Our blog was recently affected by a rather clever little hack, and when I went searching for ways to remove it, I couldn’t find much. Here’s a brief writeup of what happened and how I fixed it.
Our Director of Internet Marketing Strategy, Sonny Cohen, spends some of his time searching Google and other search engines for keywords relative to our business. He began noticing that some of those results, while they would return pointers to our blog, were laced with keywords and links to various male enhancement drugs.
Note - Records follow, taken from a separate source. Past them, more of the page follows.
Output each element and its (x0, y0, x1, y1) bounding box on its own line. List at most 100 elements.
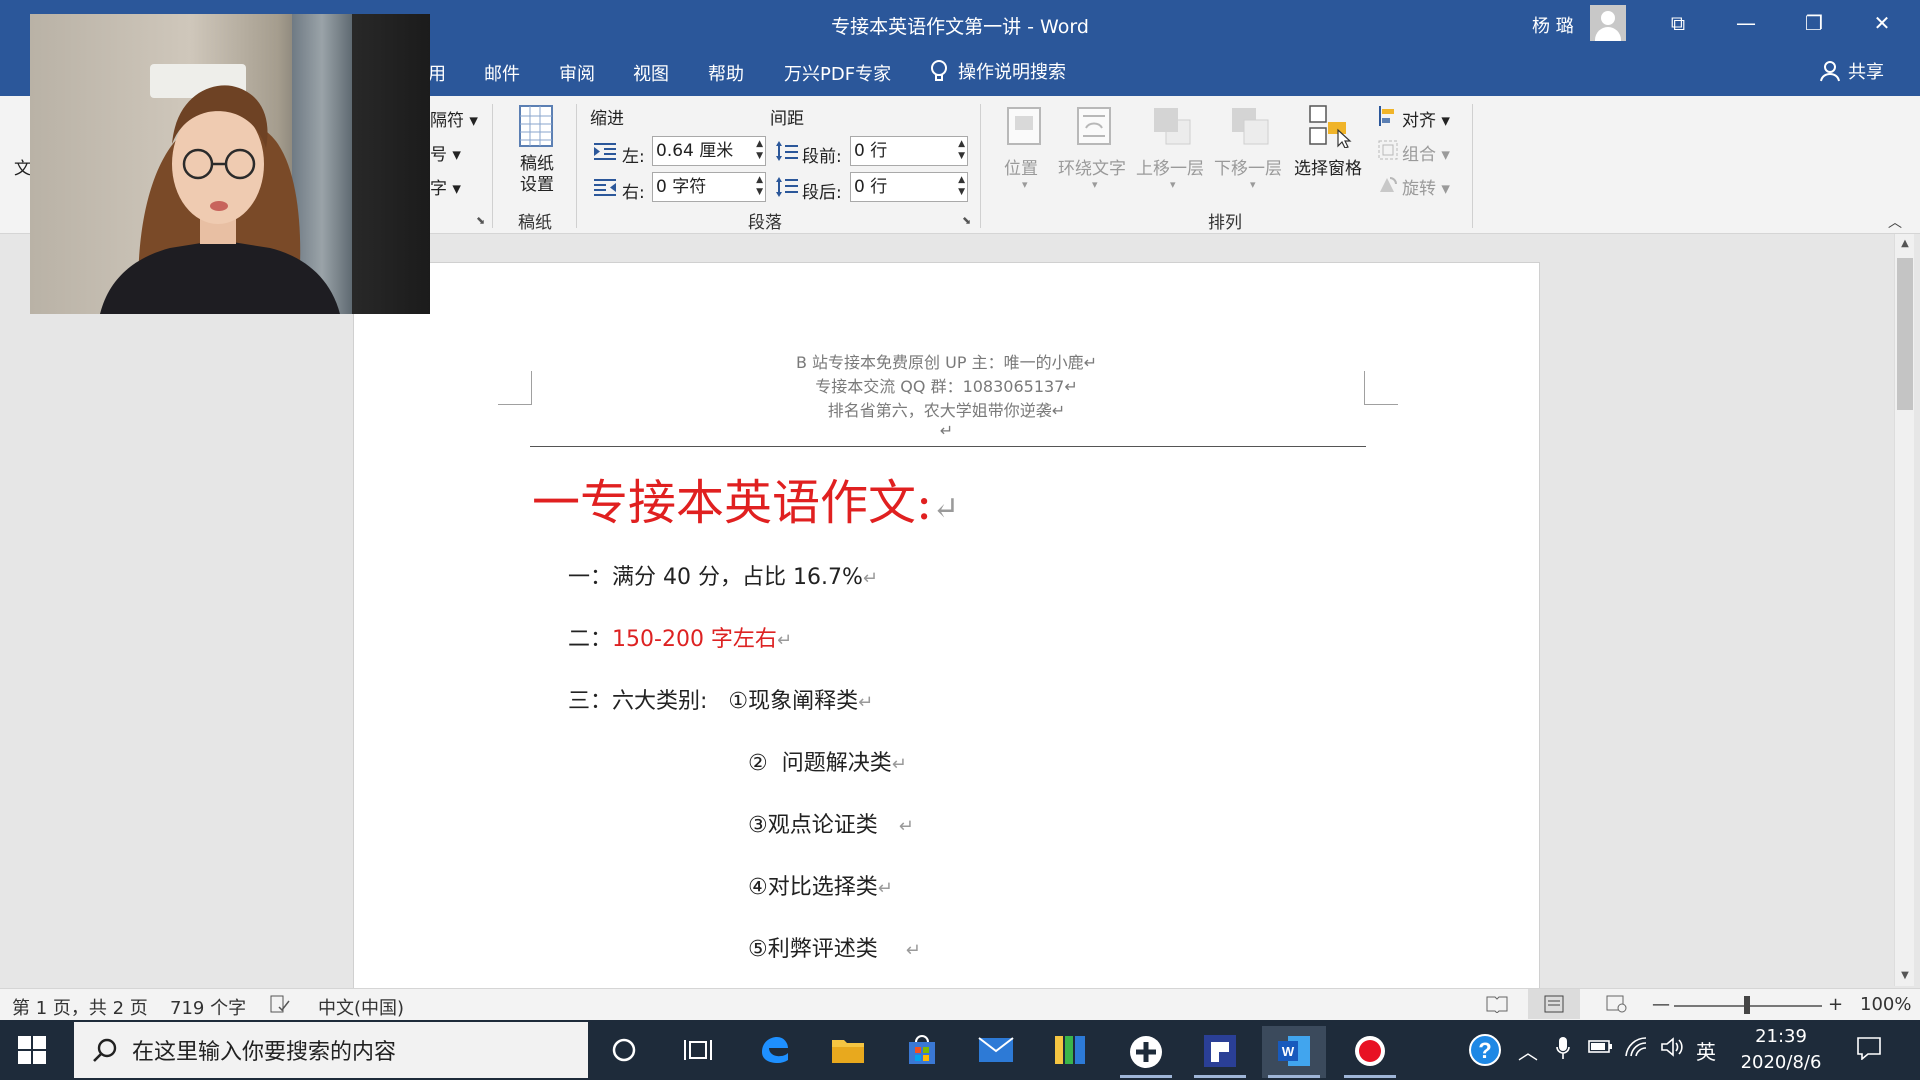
paragraph-mark: ↵ (891, 754, 907, 775)
line-text: 六大类别: ①现象阐释类 (612, 689, 859, 714)
action-center-icon[interactable] (1856, 1036, 1882, 1065)
ribbon-edge-text: 文 (14, 159, 31, 179)
print-layout-icon[interactable] (1528, 989, 1580, 1019)
vertical-scrollbar[interactable]: ▲ ▼ (1894, 234, 1914, 986)
wrap-text-button[interactable]: 环绕文字 (1058, 154, 1126, 179)
scroll-down-icon[interactable]: ▼ (1895, 970, 1915, 981)
rotate-icon (1380, 177, 1397, 192)
spacing-header: 间距 (770, 109, 804, 129)
share-button[interactable]: 共享 (1820, 58, 1884, 84)
collapse-ribbon-icon[interactable]: ︿ (1888, 212, 1902, 232)
spinner-arrows-icon[interactable]: ▲ ▼ (958, 138, 965, 162)
read-mode-icon[interactable] (1486, 995, 1508, 1018)
input-method-indicator[interactable]: 英 (1696, 1036, 1716, 1065)
tab-mailings[interactable]: 邮件 (484, 60, 520, 86)
windows-start-icon[interactable] (18, 1036, 46, 1064)
webcam-overlay (30, 14, 430, 314)
scroll-up-icon[interactable]: ▲ (1895, 238, 1915, 249)
tab-help[interactable]: 帮助 (708, 60, 744, 86)
indent-right-input[interactable]: 0 字符 ▲ ▼ (652, 172, 766, 202)
manuscript-settings-label: 稿纸 设置 (520, 154, 554, 195)
breaks-button[interactable]: 隔符 ▾ (430, 106, 478, 131)
minimize-button[interactable]: — (1712, 0, 1780, 46)
battery-icon[interactable] (1588, 1036, 1614, 1061)
cortana-icon[interactable] (592, 1026, 656, 1078)
tab-review[interactable]: 审阅 (559, 60, 595, 86)
space-after-input[interactable]: 0 行 ▲ ▼ (850, 172, 968, 202)
ribbon-display-options-button[interactable]: ⧉ (1644, 0, 1712, 46)
whiteboard-app-icon[interactable] (1188, 1026, 1252, 1078)
page-count[interactable]: 第 1 页，共 2 页 (12, 994, 148, 1020)
file-explorer-icon[interactable] (816, 1026, 880, 1078)
search-icon (93, 1038, 117, 1062)
rotate-button[interactable]: 旋转 ▾ (1402, 174, 1450, 199)
screen-recorder-icon[interactable] (1338, 1026, 1402, 1078)
indent-header: 缩进 (590, 109, 624, 129)
clock-date: 2020/8/6 (1740, 1052, 1822, 1073)
scroll-thumb[interactable] (1897, 258, 1913, 410)
language[interactable]: 中文(中国) (318, 994, 404, 1020)
selection-pane-button[interactable]: 选择窗格 (1294, 154, 1362, 179)
presenter-video (100, 85, 340, 314)
edge-browser-icon[interactable] (742, 1026, 806, 1078)
line-text: ④对比选择类 (748, 875, 878, 900)
account-name[interactable]: 杨 璐 (1532, 12, 1574, 38)
spreadsheet-app-icon[interactable] (1038, 1026, 1102, 1078)
position-button[interactable]: 位置 (1004, 154, 1038, 179)
help-icon[interactable]: ? (1468, 1033, 1502, 1072)
microphone-icon[interactable] (1556, 1036, 1570, 1065)
paragraph-mark: ↵ (862, 568, 878, 589)
indent-left-label: 左: (622, 147, 645, 167)
tab-wondershare-pdf[interactable]: 万兴PDF专家 (784, 60, 891, 86)
send-backward-button[interactable]: 下移一层 (1214, 154, 1282, 179)
space-after-label: 段后: (802, 183, 842, 203)
paragraph-mark: ↵ (932, 489, 959, 527)
page-setup-launcher-icon[interactable]: ⬊ (476, 214, 485, 227)
avatar[interactable] (1590, 5, 1626, 41)
taskbar-clock[interactable]: 21:39 2020/8/6 (1738, 1024, 1824, 1076)
bring-forward-button[interactable]: 上移一层 (1136, 154, 1204, 179)
document-page[interactable]: B 站专接本免费原创 UP 主：唯一的小鹿↵ 专接本交流 QQ 群：108306… (353, 262, 1540, 992)
position-icon (1007, 107, 1041, 145)
zoom-level[interactable]: 100% (1860, 994, 1911, 1015)
tell-me-search[interactable]: 操作说明搜索 (930, 58, 1066, 84)
show-hidden-icons-icon[interactable]: ︿ (1518, 1036, 1538, 1065)
hyphenation-button[interactable]: 字 ▾ (430, 174, 461, 199)
restore-button[interactable]: ❐ (1780, 0, 1848, 46)
line-prefix: 三： (568, 689, 613, 714)
space-before-label: 段前: (802, 147, 842, 167)
spinner-arrows-icon[interactable]: ▲ ▼ (756, 138, 763, 162)
zoom-slider-thumb[interactable] (1744, 996, 1750, 1014)
align-button[interactable]: 对齐 ▾ (1402, 106, 1450, 131)
indent-left-input[interactable]: 0.64 厘米 ▲ ▼ (652, 136, 766, 166)
close-button[interactable]: ✕ (1848, 0, 1916, 46)
spinner-arrows-icon[interactable]: ▲ ▼ (756, 174, 763, 198)
volume-icon[interactable] (1660, 1036, 1686, 1063)
task-view-icon[interactable] (666, 1026, 730, 1078)
send-backward-icon (1232, 108, 1269, 145)
manuscript-settings-button[interactable] (518, 104, 554, 152)
add-app-icon[interactable] (1114, 1026, 1178, 1078)
line-prefix: 一： (568, 565, 613, 590)
zoom-out-button[interactable]: — (1652, 994, 1670, 1015)
zoom-in-button[interactable]: + (1828, 994, 1843, 1015)
word-app-icon[interactable]: W (1262, 1026, 1326, 1078)
manuscript-grid-icon (519, 105, 553, 147)
word-count[interactable]: 719 个字 (170, 994, 246, 1020)
proofing-icon[interactable] (270, 995, 290, 1018)
paragraph-launcher-icon[interactable]: ⬊ (962, 214, 971, 227)
group-button[interactable]: 组合 ▾ (1402, 140, 1450, 165)
space-before-input[interactable]: 0 行 ▲ ▼ (850, 136, 968, 166)
spinner-arrows-icon[interactable]: ▲ ▼ (958, 174, 965, 198)
web-layout-icon[interactable] (1606, 995, 1628, 1018)
mail-icon[interactable] (964, 1026, 1028, 1078)
paragraph-group-label: 段落 (748, 213, 782, 233)
wifi-icon[interactable] (1624, 1036, 1648, 1063)
manuscript-group-label: 稿纸 (518, 213, 552, 233)
tab-references[interactable]: 用 (428, 60, 446, 86)
paragraph-mark: ↵ (858, 692, 874, 713)
store-icon[interactable] (890, 1026, 954, 1078)
tab-view[interactable]: 视图 (633, 60, 669, 86)
line-numbers-button[interactable]: 号 ▾ (430, 140, 461, 165)
taskbar-search-box[interactable]: 在这里输入你要搜索的内容 (74, 1022, 588, 1078)
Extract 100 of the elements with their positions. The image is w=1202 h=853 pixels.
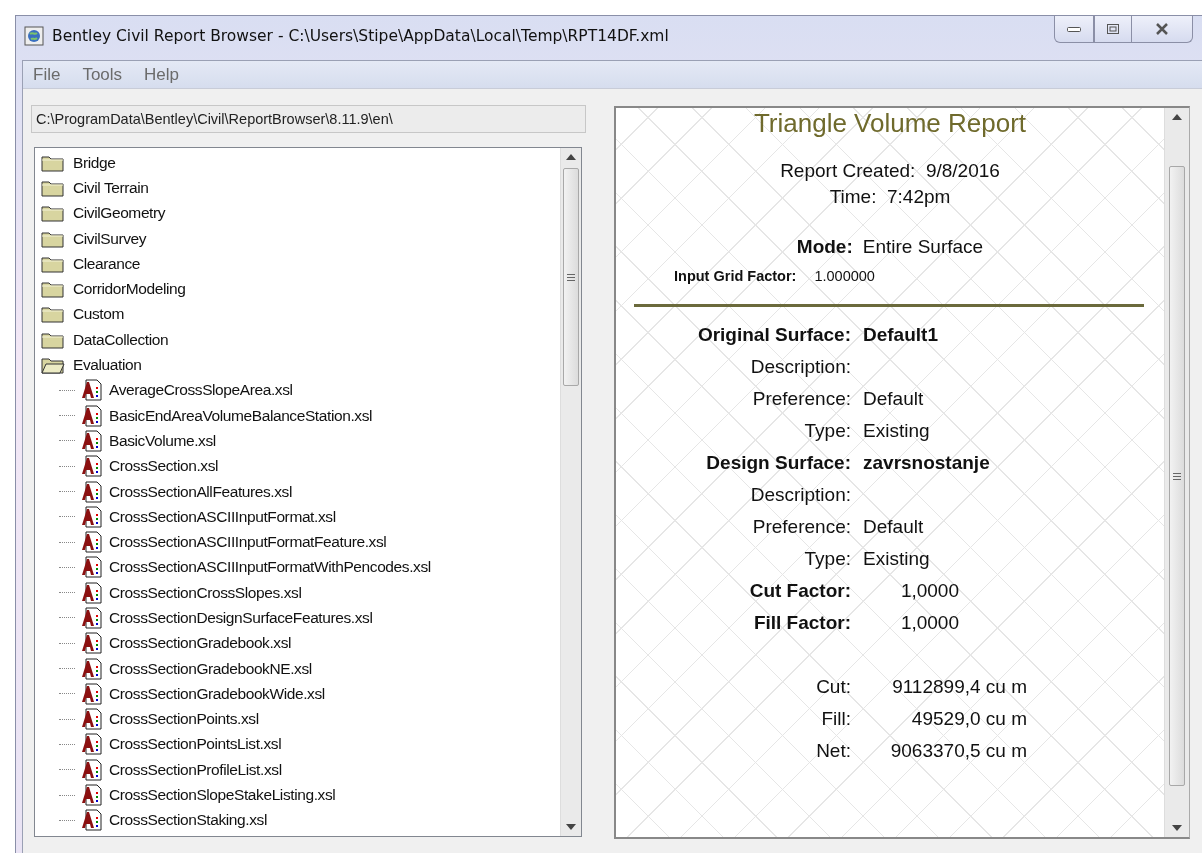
folder-tree-item[interactable]: CivilSurvey	[73, 229, 147, 248]
report-label: Net:	[815, 739, 851, 763]
report-label: Original Surface:	[696, 323, 851, 347]
scroll-thumb[interactable]	[1169, 166, 1185, 786]
scrollbar[interactable]	[560, 148, 581, 836]
report-label: Design Surface:	[705, 451, 851, 475]
window-title: Bentley Civil Report Browser - C:\Users\Stipe\AppData\Local\Temp\RPT14DF.xml	[52, 27, 670, 45]
stylesheet-file-icon	[81, 505, 103, 528]
report-value: 9112899,4 cu m	[891, 675, 1027, 699]
file-tree-item[interactable]: CrossSectionAllFeatures.xsl	[109, 482, 293, 501]
stylesheet-file-icon	[81, 429, 103, 452]
report-label: Type:	[803, 419, 851, 443]
folder-icon	[41, 254, 65, 273]
grid-factor-value: 1.000000	[814, 268, 875, 284]
menu-item[interactable]: Help	[144, 64, 180, 85]
report-label: Fill:	[820, 707, 851, 731]
file-tree-item[interactable]: CrossSectionGradebook.xsl	[109, 634, 292, 653]
stylesheet-file-icon	[81, 809, 103, 832]
stylesheet-file-icon	[81, 455, 103, 478]
file-tree-item[interactable]: CrossSectionCrossSlopes.xsl	[109, 583, 302, 602]
folder-tree-item[interactable]: Clearance	[73, 254, 141, 273]
scroll-up-arrow-icon[interactable]	[1172, 114, 1182, 120]
file-tree-item[interactable]: BasicEndAreaVolumeBalanceStation.xsl	[109, 406, 373, 425]
report-label: Preference:	[751, 515, 851, 539]
app-globe-icon	[24, 26, 44, 46]
file-tree-item[interactable]: CrossSectionGradebookWide.xsl	[109, 684, 325, 703]
mode-value: Entire Surface	[862, 236, 984, 258]
report-label: Cut Factor:	[748, 579, 851, 603]
scroll-down-arrow-icon[interactable]	[566, 824, 576, 830]
maximize-button[interactable]	[1094, 16, 1132, 43]
scroll-up-arrow-icon[interactable]	[566, 154, 576, 160]
stylesheet-file-icon	[81, 607, 103, 629]
report-title: Triangle Volume Report	[753, 108, 1027, 138]
stylesheet-file-icon	[81, 404, 103, 427]
folder-tree-item[interactable]: Bridge	[73, 153, 116, 172]
file-tree-item[interactable]: CrossSection.xsl	[109, 457, 219, 476]
minimize-button[interactable]	[1054, 16, 1094, 43]
stylesheet-file-icon	[81, 708, 103, 731]
menu-item[interactable]: Tools	[82, 64, 123, 85]
grip-icon	[1173, 472, 1181, 480]
file-tree-item[interactable]: CrossSectionSlopeStakeListing.xsl	[109, 786, 336, 805]
report-value: Default	[863, 387, 925, 411]
scroll-thumb[interactable]	[563, 168, 579, 386]
file-tree-item[interactable]: AverageCrossSlopeArea.xsl	[109, 381, 293, 400]
folder-tree-item[interactable]: DataCollection	[73, 330, 169, 349]
folder-icon	[41, 330, 65, 349]
path-field[interactable]: C:\ProgramData\Bentley\Civil\ReportBrowser\8.11.9\en\	[31, 105, 586, 133]
stylesheet-file-icon	[81, 784, 103, 807]
report-info-line: Time: 7:42pm	[829, 185, 951, 209]
menu-item[interactable]: File	[33, 64, 61, 85]
stylesheet-file-icon	[81, 379, 103, 402]
stylesheet-file-icon	[81, 733, 103, 756]
report-value: 1,0000	[899, 579, 959, 603]
file-tree-item[interactable]: CrossSectionStaking.xsl	[109, 811, 267, 830]
stylesheet-file-icon	[81, 581, 103, 604]
report-label: Description:	[749, 483, 851, 507]
report-value: Existing	[863, 547, 931, 571]
file-tree-item[interactable]: CrossSectionPointsList.xsl	[109, 735, 282, 754]
stylesheet-file-icon	[81, 531, 103, 554]
report-value: Existing	[863, 419, 931, 443]
scroll-down-arrow-icon[interactable]	[1172, 825, 1182, 831]
folder-tree-item[interactable]: Custom	[73, 305, 124, 324]
minimize-icon	[1067, 26, 1081, 32]
close-button[interactable]	[1132, 16, 1193, 43]
folder-tree-item[interactable]: Civil Terrain	[73, 178, 149, 197]
file-tree-item[interactable]: CrossSectionASCIIInputFormatWithPencodes.xsl	[109, 558, 431, 577]
grid-factor-label: Input Grid Factor:	[674, 268, 797, 284]
folder-tree-item[interactable]: CorridorModeling	[73, 280, 186, 299]
folder-tree-item[interactable]: CivilGeometry	[73, 204, 166, 223]
folder-icon	[41, 153, 65, 172]
report-info-line: Report Created: 9/8/2016	[780, 159, 1000, 183]
file-tree-item[interactable]: CrossSectionGradebookNE.xsl	[109, 659, 312, 678]
report-label: Fill Factor:	[752, 611, 851, 635]
file-tree-item[interactable]: CrossSectionASCIIInputFormatFeature.xsl	[109, 533, 387, 552]
file-tree-item[interactable]: CrossSectionProfileList.xsl	[109, 760, 282, 779]
stylesheet-file-icon	[81, 657, 103, 680]
report-label: Description:	[749, 355, 851, 379]
scrollbar[interactable]	[1164, 108, 1189, 837]
report-value: zavrsnostanje	[863, 451, 991, 475]
report-label: Preference:	[751, 387, 851, 411]
report-value: 9063370,5 cu m	[889, 739, 1027, 763]
file-tree-item[interactable]: CrossSectionASCIIInputFormat.xsl	[109, 507, 336, 526]
folder-tree-item[interactable]: Evaluation	[73, 356, 142, 374]
file-tree-item[interactable]: CrossSectionPoints.xsl	[109, 710, 259, 729]
report-label: Type:	[803, 547, 851, 571]
file-tree-item[interactable]: CrossSectionDesignSurfaceFeatures.xsl	[109, 609, 373, 627]
stylesheet-file-icon	[81, 682, 103, 705]
mode-label: Mode:	[796, 236, 853, 258]
stylesheet-file-icon	[81, 758, 103, 781]
report-label: Cut:	[815, 675, 851, 699]
open-folder-icon	[41, 356, 65, 374]
maximize-icon	[1107, 24, 1119, 34]
report-value: 49529,0 cu m	[910, 707, 1027, 731]
folder-icon	[41, 204, 65, 223]
report-value: Default1	[863, 323, 939, 347]
folder-icon	[41, 305, 65, 324]
file-tree-item[interactable]: BasicVolume.xsl	[109, 431, 216, 450]
report-value: 1,0000	[899, 611, 959, 635]
stylesheet-file-icon	[81, 632, 103, 655]
stylesheet-file-icon	[81, 556, 103, 579]
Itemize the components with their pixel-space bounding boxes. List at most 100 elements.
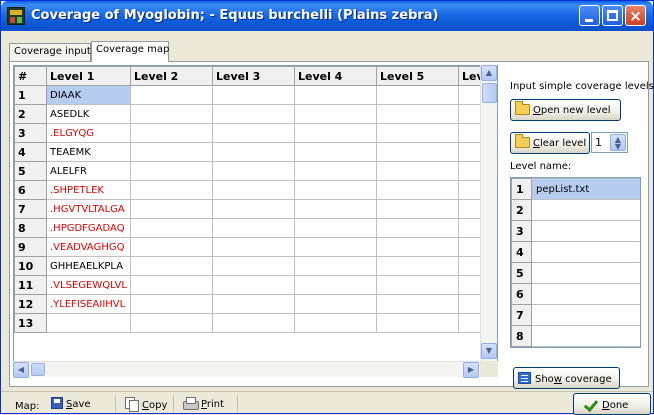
level-name-cell[interactable] <box>531 304 640 326</box>
level-1-cell[interactable]: ASEDLK <box>46 104 131 124</box>
vertical-scrollbar[interactable]: ▲ ▼ <box>480 65 497 361</box>
level-name-number[interactable]: 8 <box>511 325 532 347</box>
level-name-cell[interactable]: pepList.txt <box>531 178 640 200</box>
level-1-cell[interactable]: .YLEFISEAIIHVL <box>46 294 131 314</box>
level-5-cell[interactable] <box>375 180 459 200</box>
level-1-cell[interactable]: ALELFR <box>46 161 131 181</box>
title-bar[interactable]: Coverage of Myoglobin; - Equus burchelli… <box>1 1 653 31</box>
level-2-cell[interactable] <box>129 123 213 143</box>
level-2-cell[interactable] <box>129 180 213 200</box>
grid-header-level-3[interactable]: Level 3 <box>211 66 295 86</box>
level-name-row[interactable]: 2 <box>511 199 640 221</box>
table-row[interactable]: 6 .SHPETLEK <box>14 180 489 200</box>
level-4-cell[interactable] <box>293 123 377 143</box>
row-number[interactable]: 5 <box>14 161 47 181</box>
level-name-number[interactable]: 2 <box>511 199 532 221</box>
row-number[interactable]: 1 <box>14 85 47 105</box>
level-name-cell[interactable] <box>531 241 640 263</box>
level-1-cell[interactable]: .HPGDFGADAQ <box>46 218 131 238</box>
grid-header-level-2[interactable]: Level 2 <box>129 66 213 86</box>
level-4-cell[interactable] <box>293 199 377 219</box>
level-4-cell[interactable] <box>293 142 377 162</box>
table-row[interactable]: 10 GHHEAELKPLA <box>14 256 489 276</box>
spinner-buttons[interactable]: ▲ ▼ <box>610 134 626 151</box>
level-1-cell[interactable]: TEAEMK <box>46 142 131 162</box>
row-number[interactable]: 2 <box>14 104 47 124</box>
level-1-cell[interactable]: GHHEAELKPLA <box>46 256 131 276</box>
level-name-number[interactable]: 1 <box>511 178 532 200</box>
level-1-cell[interactable]: DIAAK <box>46 85 131 105</box>
horizontal-scrollbar[interactable]: ◀ ▶ <box>13 361 480 378</box>
row-number[interactable]: 10 <box>14 256 47 276</box>
level-2-cell[interactable] <box>129 294 213 314</box>
level-2-cell[interactable] <box>129 161 213 181</box>
level-5-cell[interactable] <box>375 313 459 333</box>
table-row[interactable]: 3 .ELGYQG <box>14 123 489 143</box>
table-row[interactable]: 5 ALELFR <box>14 161 489 181</box>
grid-header-level-4[interactable]: Level 4 <box>293 66 377 86</box>
spin-down-icon[interactable]: ▼ <box>611 143 625 151</box>
level-1-cell[interactable]: .SHPETLEK <box>46 180 131 200</box>
level-name-number[interactable]: 5 <box>511 262 532 284</box>
level-5-cell[interactable] <box>375 256 459 276</box>
level-1-cell[interactable] <box>46 313 131 333</box>
table-row[interactable]: 7 .HGVTVLTALGA <box>14 199 489 219</box>
level-1-cell[interactable]: .VEADVAGHGQ <box>46 237 131 257</box>
row-number[interactable]: 8 <box>14 218 47 238</box>
level-3-cell[interactable] <box>211 275 295 295</box>
level-3-cell[interactable] <box>211 313 295 333</box>
scroll-up-button[interactable]: ▲ <box>481 65 497 81</box>
level-4-cell[interactable] <box>293 161 377 181</box>
level-5-cell[interactable] <box>375 142 459 162</box>
level-3-cell[interactable] <box>211 161 295 181</box>
table-row[interactable]: 13 <box>14 313 489 333</box>
level-4-cell[interactable] <box>293 313 377 333</box>
tab-coverage-input[interactable]: Coverage input <box>9 43 91 61</box>
level-5-cell[interactable] <box>375 123 459 143</box>
grid-header-level-1[interactable]: Level 1 <box>46 66 131 86</box>
maximize-button[interactable] <box>602 5 623 26</box>
level-4-cell[interactable] <box>293 275 377 295</box>
vertical-scroll-thumb[interactable] <box>482 83 497 103</box>
level-name-cell[interactable] <box>531 262 640 284</box>
level-5-cell[interactable] <box>375 161 459 181</box>
level-name-cell[interactable] <box>531 220 640 242</box>
level-name-cell[interactable] <box>531 325 640 347</box>
level-name-number[interactable]: 7 <box>511 304 532 326</box>
row-number[interactable]: 11 <box>14 275 47 295</box>
scroll-right-button[interactable]: ▶ <box>463 362 479 378</box>
level-name-row[interactable]: 7 <box>511 304 640 326</box>
level-3-cell[interactable] <box>211 180 295 200</box>
done-button[interactable]: Done <box>573 393 651 415</box>
level-name-number[interactable]: 6 <box>511 283 532 305</box>
scroll-down-button[interactable]: ▼ <box>481 343 497 359</box>
level-4-cell[interactable] <box>293 294 377 314</box>
tab-coverage-map[interactable]: Coverage map <box>91 41 169 62</box>
table-row[interactable]: 8 .HPGDFGADAQ <box>14 218 489 238</box>
level-3-cell[interactable] <box>211 104 295 124</box>
row-number[interactable]: 13 <box>14 313 47 333</box>
app-icon[interactable] <box>7 7 25 25</box>
level-2-cell[interactable] <box>129 313 213 333</box>
minimize-button[interactable] <box>579 5 600 26</box>
level-4-cell[interactable] <box>293 180 377 200</box>
level-3-cell[interactable] <box>211 256 295 276</box>
level-1-cell[interactable]: .HGVTVLTALGA <box>46 199 131 219</box>
table-row[interactable]: 12 .YLEFISEAIIHVL <box>14 294 489 314</box>
level-4-cell[interactable] <box>293 85 377 105</box>
clear-level-button[interactable]: Clear level <box>510 132 590 154</box>
grid-header-level-5[interactable]: Level 5 <box>375 66 459 86</box>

When I searched our blog for these references, I couldn’t find anything.
Here’s what I was seeing when I would search our blog for the phrase “test”:
But here’s what Google was seeing when it did the same search:
You may notice that the URL in that is to a local file. There are two ways you can see what your site looks like to Google. One is to change the User Agent on your browser to match that of the Googlebot. The other is to use the Webmaster Tool’s “Fetch As Googlebot” lab utility. I used the latter, and saved the resulting report as an HTML file and then opened that file in Chrome.
So why is Google seeing different results than anyone else who visits my site and runs that query? Something different must be happening when Google visits. I started running through the execution path of WordPress. The first file that is accessed is index.php. All this file does is turn on a theming variable and load wp-blog-header.php. So I moved on to that file. It looked like this:
$wp_did_header = true;
require_once( dirname(__FILE__) . '/temp.php' );
require_once( dirname(__FILE__) . '/wp-load.php' );
wp();
require_once( ABSPATH . WPINC . '/template-loader.php' );
}
temp.php? Never heard of it, let’s see what’s inside:
'vVhtc9pGEP6emfwHRfUUmGLg9IbkhNrUJrZnEsfFOGmKXc1ZOoMmQqInYYea/Pfu'
.'nnjRG6aZzNRj0Em7++yzu3erOw5/fXM4HU9fvnj5Ym8cRnFnz77q9T/2+sPK2WBw'
...snip for length...
.'6reTZEAXdDrl4QNzE/3F3Wy+iKjPxFe0gH7G+ML1IiecBfHiY+LyWLhsVmDlrQ7g'
.'cvonDPkW65UOKh6zCWuM44kvFr6Ialmvw1/fHP4L'
)));
Now that looks evil. Obfuscated code can’t be good. I decided to see what it does by replacing the “eval” with “print” and then I ran “php test.php” from that directory. The results are very long, but you can see them here.
Basically, the program tries to determine if we are a real person or a search engine bot by looking at things like our IP address and our user agent. If it determines we are human, it goes ahead and returns the standard header. If we’re a bot, it serves the content in “theme.html” which is identical to the second screenshot above.
So to clean things up, I removed the reference to temp.php from wp-blog-header.php, deleted the file temp.php and deleted the file theme.html.